George Ernest Studdy (Devonport, 23 June 1878 – 25 July 1948) was a British commercial artist. He is best remembered for his creation of Bonzo the dog, a fictional character in the early 1920s that first appeared in The Sketch Magazine.

==Biography==

Studdy was born on 23 June 1878, in Devonport, Devon, England. He was the second of three children of Ernest and Constance Studdy. His father was a lieutenant in the Argyll and Sutherland Highlanders. During his childhood, his foot was accidentally pierced by a pitchfork, which later prevented him from following his father into the army.

He pursued his education at Clifton College, Bristol, and then Dulwich College in London while living with his aunt. He left the College and England in the summer of 1896.

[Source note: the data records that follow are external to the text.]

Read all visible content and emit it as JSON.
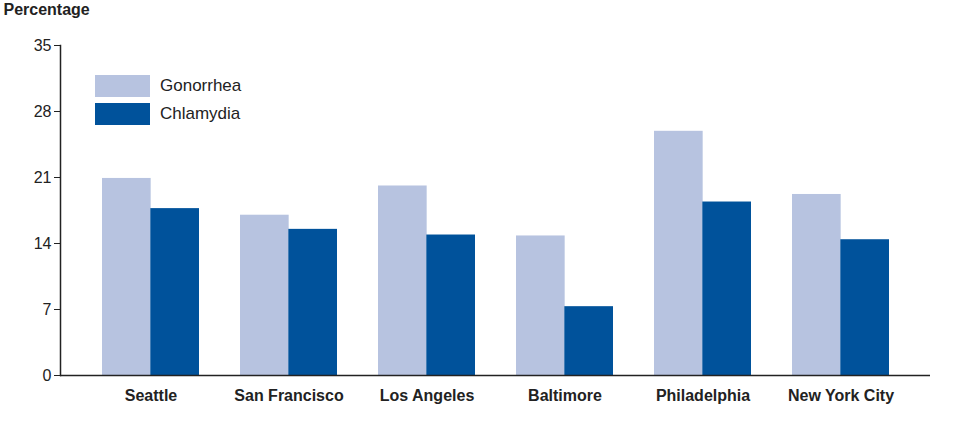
{
  "chart_data": {
    "type": "bar",
    "y_label": "Percentage",
    "categories": [
      "Seattle",
      "San Francisco",
      "Los Angeles",
      "Baltimore",
      "Philadelphia",
      "New York City"
    ],
    "series": [
      {
        "name": "Gonorrhea",
        "color": "#b7c3e0",
        "values": [
          20.9,
          17.0,
          20.1,
          14.8,
          25.9,
          19.2
        ]
      },
      {
        "name": "Chlamydia",
        "color": "#00529b",
        "values": [
          17.7,
          15.5,
          14.9,
          7.3,
          18.4,
          14.4
        ]
      }
    ],
    "ylim": [
      0,
      35
    ],
    "yticks": [
      0,
      7,
      14,
      21,
      28,
      35
    ],
    "grid": false,
    "legend": "top-left"
  }
}
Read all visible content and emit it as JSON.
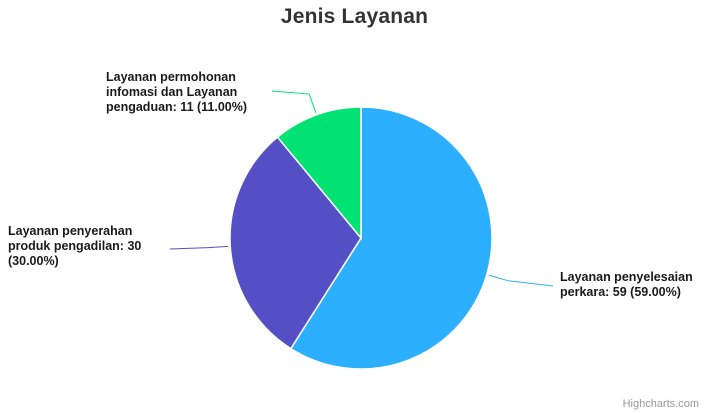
{
  "chart_data": {
    "type": "pie",
    "title": "Jenis Layanan",
    "slices": [
      {
        "name": "Layanan penyelesaian perkara",
        "value": 59,
        "percent": "59.00%",
        "color": "#2caffe"
      },
      {
        "name": "Layanan penyerahan produk pengadilan",
        "value": 30,
        "percent": "30.00%",
        "color": "#544fc5"
      },
      {
        "name": "Layanan permohonan infomasi dan Layanan pengaduan",
        "value": 11,
        "percent": "11.00%",
        "color": "#00e272"
      }
    ],
    "labels": [
      "Layanan penyelesaian perkara: 59 (59.00%)",
      "Layanan penyerahan produk pengadilan: 30 (30.00%)",
      "Layanan permohonan infomasi dan Layanan pengaduan: 11 (11.00%)"
    ]
  },
  "credits": "Highcharts.com"
}
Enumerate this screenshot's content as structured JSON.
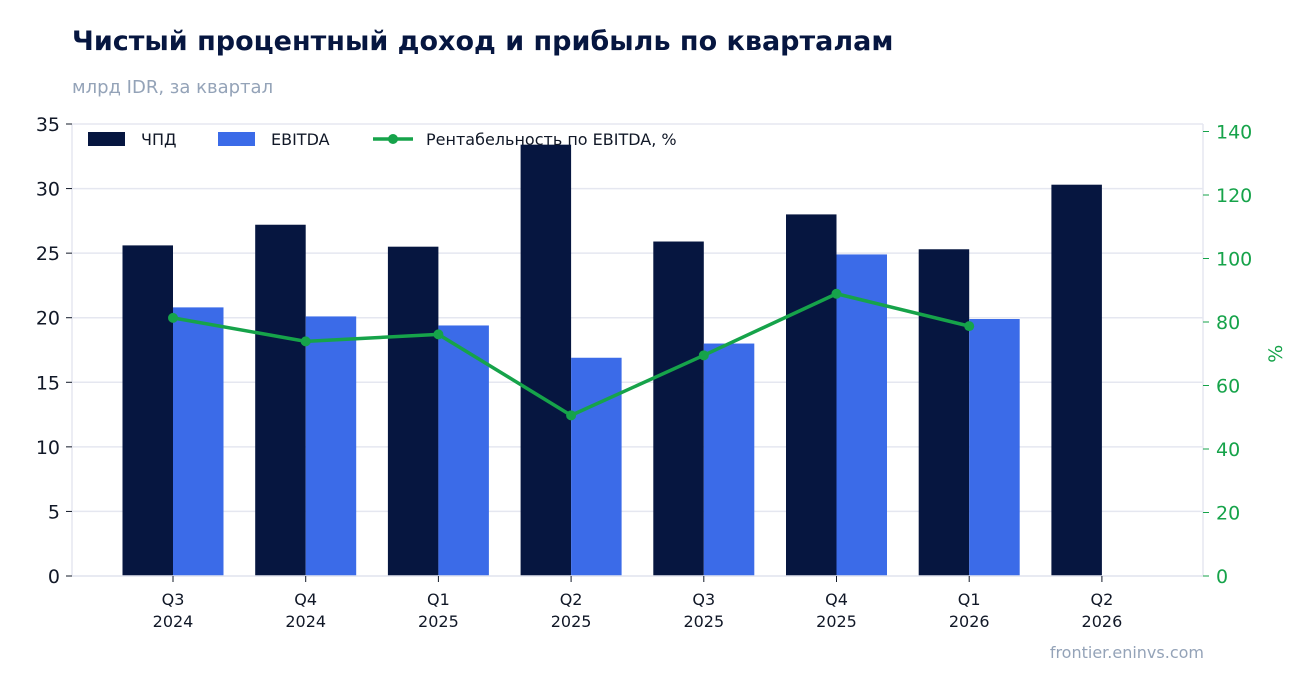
{
  "title": "Чистый процентный доход и прибыль по кварталам",
  "subtitle": "млрд IDR, за квартал",
  "source": "frontier.eninvs.com",
  "colors": {
    "nii": "#061640",
    "ebitda": "#3b6be8",
    "margin": "#16a34a",
    "grid": "#e5e7f0",
    "title": "#061640",
    "muted": "#94a3b8"
  },
  "chart_data": {
    "type": "bar",
    "categories": [
      [
        "Q3",
        "2024"
      ],
      [
        "Q4",
        "2024"
      ],
      [
        "Q1",
        "2025"
      ],
      [
        "Q2",
        "2025"
      ],
      [
        "Q3",
        "2025"
      ],
      [
        "Q4",
        "2025"
      ],
      [
        "Q1",
        "2026"
      ],
      [
        "Q2",
        "2026"
      ]
    ],
    "series": [
      {
        "name": "ЧПД",
        "type": "bar",
        "axis": "left",
        "values": [
          25.6,
          27.2,
          25.5,
          33.4,
          25.9,
          28.0,
          25.3,
          30.3
        ]
      },
      {
        "name": "EBITDA",
        "type": "bar",
        "axis": "left",
        "values": [
          20.8,
          20.1,
          19.4,
          16.9,
          18.0,
          24.9,
          19.9,
          null
        ]
      },
      {
        "name": "Рентабельность по EBITDA, %",
        "type": "line",
        "axis": "right",
        "values": [
          81.3,
          73.9,
          76.1,
          50.6,
          69.5,
          88.9,
          78.7,
          null
        ]
      }
    ],
    "ylim": [
      0,
      35
    ],
    "yticks": [
      0,
      5,
      10,
      15,
      20,
      25,
      30,
      35
    ],
    "y2lim": [
      0,
      140
    ],
    "y2ticks": [
      0,
      20,
      40,
      60,
      80,
      100,
      120,
      140
    ],
    "y2label": "%",
    "grid": true,
    "legend_position": "top-left"
  }
}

He worked as a stockbroker with the Thames Iron Works. He had always dreamed of going back to school, so with £100 given to him from his aunt, he attended night classes at the Heatherley School of Fine Art in London to study drawing as well as studying animal anatomy at Calderon's Animal School.

After art school, he shared a studio with several friends from art school while working to complete a portfolio. He was able to sell a few of his sketches to local newspapers and magazines. A few newspapers later commissioned Studdy to draw action scenes to go along with articles on the Boer War.

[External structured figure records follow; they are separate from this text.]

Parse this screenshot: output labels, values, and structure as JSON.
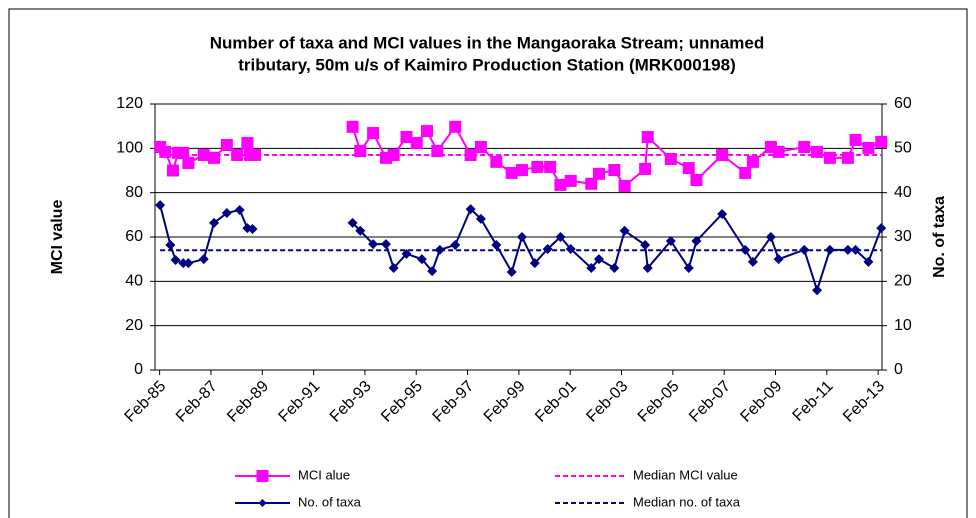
{
  "chart_data": {
    "type": "line",
    "title": [
      "Number of taxa and MCI values in the Mangaoraka Stream; unnamed",
      "tributary, 50m u/s of Kaimiro Production Station (MRK000198)"
    ],
    "y_label": "MCI value",
    "y2_label": "No. of taxa",
    "xlim": [
      1984.9,
      2013.23
    ],
    "xticks": [
      {
        "value": 1985.08,
        "label": "Feb-85"
      },
      {
        "value": 1987.08,
        "label": "Feb-87"
      },
      {
        "value": 1989.08,
        "label": "Feb-89"
      },
      {
        "value": 1991.08,
        "label": "Feb-91"
      },
      {
        "value": 1993.08,
        "label": "Feb-93"
      },
      {
        "value": 1995.08,
        "label": "Feb-95"
      },
      {
        "value": 1997.08,
        "label": "Feb-97"
      },
      {
        "value": 1999.08,
        "label": "Feb-99"
      },
      {
        "value": 2001.08,
        "label": "Feb-01"
      },
      {
        "value": 2003.08,
        "label": "Feb-03"
      },
      {
        "value": 2005.08,
        "label": "Feb-05"
      },
      {
        "value": 2007.08,
        "label": "Feb-07"
      },
      {
        "value": 2009.08,
        "label": "Feb-09"
      },
      {
        "value": 2011.08,
        "label": "Feb-11"
      },
      {
        "value": 2013.08,
        "label": "Feb-13"
      }
    ],
    "ylim": [
      0,
      120
    ],
    "yticks": [
      0,
      20,
      40,
      60,
      80,
      100,
      120
    ],
    "y2lim": [
      0,
      60
    ],
    "y2ticks": [
      0,
      10,
      20,
      30,
      40,
      50,
      60
    ],
    "grid": true,
    "series": [
      {
        "name": "MCI alue",
        "color": "#ff00ff",
        "marker": "square",
        "axis": "y",
        "x": [
          1985.1,
          1985.3,
          1985.6,
          1985.8,
          1986.0,
          1986.2,
          1986.8,
          1987.2,
          1987.7,
          1988.1,
          1988.5,
          1988.6,
          1988.8,
          1990.0,
          1992.6,
          1992.9,
          1993.4,
          1993.9,
          1994.2,
          1994.7,
          1995.1,
          1995.5,
          1995.9,
          1996.6,
          1997.2,
          1997.6,
          1998.2,
          1998.8,
          1999.2,
          1999.8,
          2000.3,
          2000.7,
          2001.1,
          2001.9,
          2002.2,
          2002.8,
          2003.2,
          2004.0,
          2004.1,
          2005.0,
          2005.7,
          2006.0,
          2007.0,
          2007.9,
          2008.2,
          2008.9,
          2009.2,
          2010.2,
          2010.7,
          2011.2,
          2011.9,
          2012.2,
          2012.7,
          2013.2
        ],
        "values": [
          100.6,
          98.4,
          90,
          98,
          97.9,
          93.4,
          97,
          95.7,
          101.5,
          97,
          102.4,
          97,
          97,
          null,
          109.7,
          98.8,
          106.9,
          95.7,
          97,
          105.1,
          102.4,
          107.8,
          98.8,
          109.7,
          97,
          100.6,
          93.9,
          88.9,
          90.2,
          91.6,
          91.6,
          83.5,
          85.3,
          84,
          88.5,
          90.2,
          83,
          90.7,
          105.1,
          95.2,
          91.1,
          85.7,
          97,
          88.9,
          93.9,
          100.6,
          98.4,
          100.6,
          98.4,
          95.7,
          95.7,
          103.8,
          100.2,
          102.9
        ]
      },
      {
        "name": "Median MCI value",
        "color": "#ff00ff",
        "dash": true,
        "axis": "y",
        "value": 97
      },
      {
        "name": "No. of taxa",
        "color": "#000080",
        "marker": "diamond",
        "axis": "y2",
        "x": [
          1985.1,
          1985.5,
          1985.7,
          1986.0,
          1986.2,
          1986.8,
          1987.2,
          1987.7,
          1988.2,
          1988.5,
          1988.7,
          1990.0,
          1992.6,
          1992.9,
          1993.4,
          1993.9,
          1994.2,
          1994.7,
          1995.3,
          1995.7,
          1996.0,
          1996.6,
          1997.2,
          1997.6,
          1998.2,
          1998.8,
          1999.2,
          1999.7,
          2000.2,
          2000.7,
          2001.1,
          2001.9,
          2002.2,
          2002.8,
          2003.2,
          2004.0,
          2004.1,
          2005.0,
          2005.7,
          2006.0,
          2007.0,
          2007.9,
          2008.2,
          2008.9,
          2009.2,
          2010.2,
          2010.7,
          2011.2,
          2011.9,
          2012.2,
          2012.7,
          2013.2
        ],
        "values": [
          37.2,
          28.2,
          24.8,
          24.1,
          24.1,
          25,
          33.2,
          35.4,
          36.1,
          32,
          31.8,
          null,
          33.2,
          31.4,
          28.4,
          28.4,
          23,
          26.2,
          25,
          22.3,
          27.1,
          28.2,
          36.3,
          34.1,
          28.2,
          22.1,
          30,
          24.1,
          27.3,
          30,
          27.3,
          23,
          25,
          23,
          31.4,
          28.2,
          23,
          29.1,
          23,
          29.1,
          35.2,
          27.1,
          24.4,
          30,
          25,
          27.1,
          18,
          27.1,
          27.1,
          27.1,
          24.4,
          32
        ]
      },
      {
        "name": "Median no. of taxa",
        "color": "#000080",
        "dash": true,
        "axis": "y2",
        "value": 27
      }
    ]
  }
}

In 1900, as Studdy's sketches started to gain popularity, Comic Cuts, Boys Own Weekly and Pick-Me-Up began to publish Studdy's sketches regularly. It was about this time that he started his long relationship with Valentine & Sons postcards of Dundee. One of the first set they published was a series of six sketches called "The Evolution of the Motor Car".

In 1912, Studdy married Blanche Landrin. That same year he signed a contract with The Sketch to produce a weekly full-page drawing.

When war broke out, he was commissioned by Gaumont to produce a series of short films called Studdy’s War Studies. Studdy later introduced Bonzo into his sketches.

His Bonzo character was a chubby little white pup with sparse black spots, a stubby tail, and big blue eyes. Bonzo became the inspiration for much commercial merchandise, such as cuddly and mechanical toys, ashtrays, pincushions, trinket boxes, car mascots, jigsaw puzzles, books, calendars, candies, and a profusion of postcards.

In 1924 Gainsborough Pictures hired George Studdy to create 26 "Bonzo the Dog" animated Cartoons including 1) Bonzo, 2) Detective Bonzo and the Black Hand Gang, 3) Topical Bonzette, 4) Bonzo In The Army (aka: Tanks), 5) No.22 Bonzoby.

Bonzo's massive popularity allowed Studdy and his wife to live a very comfortable life until he died in 1948.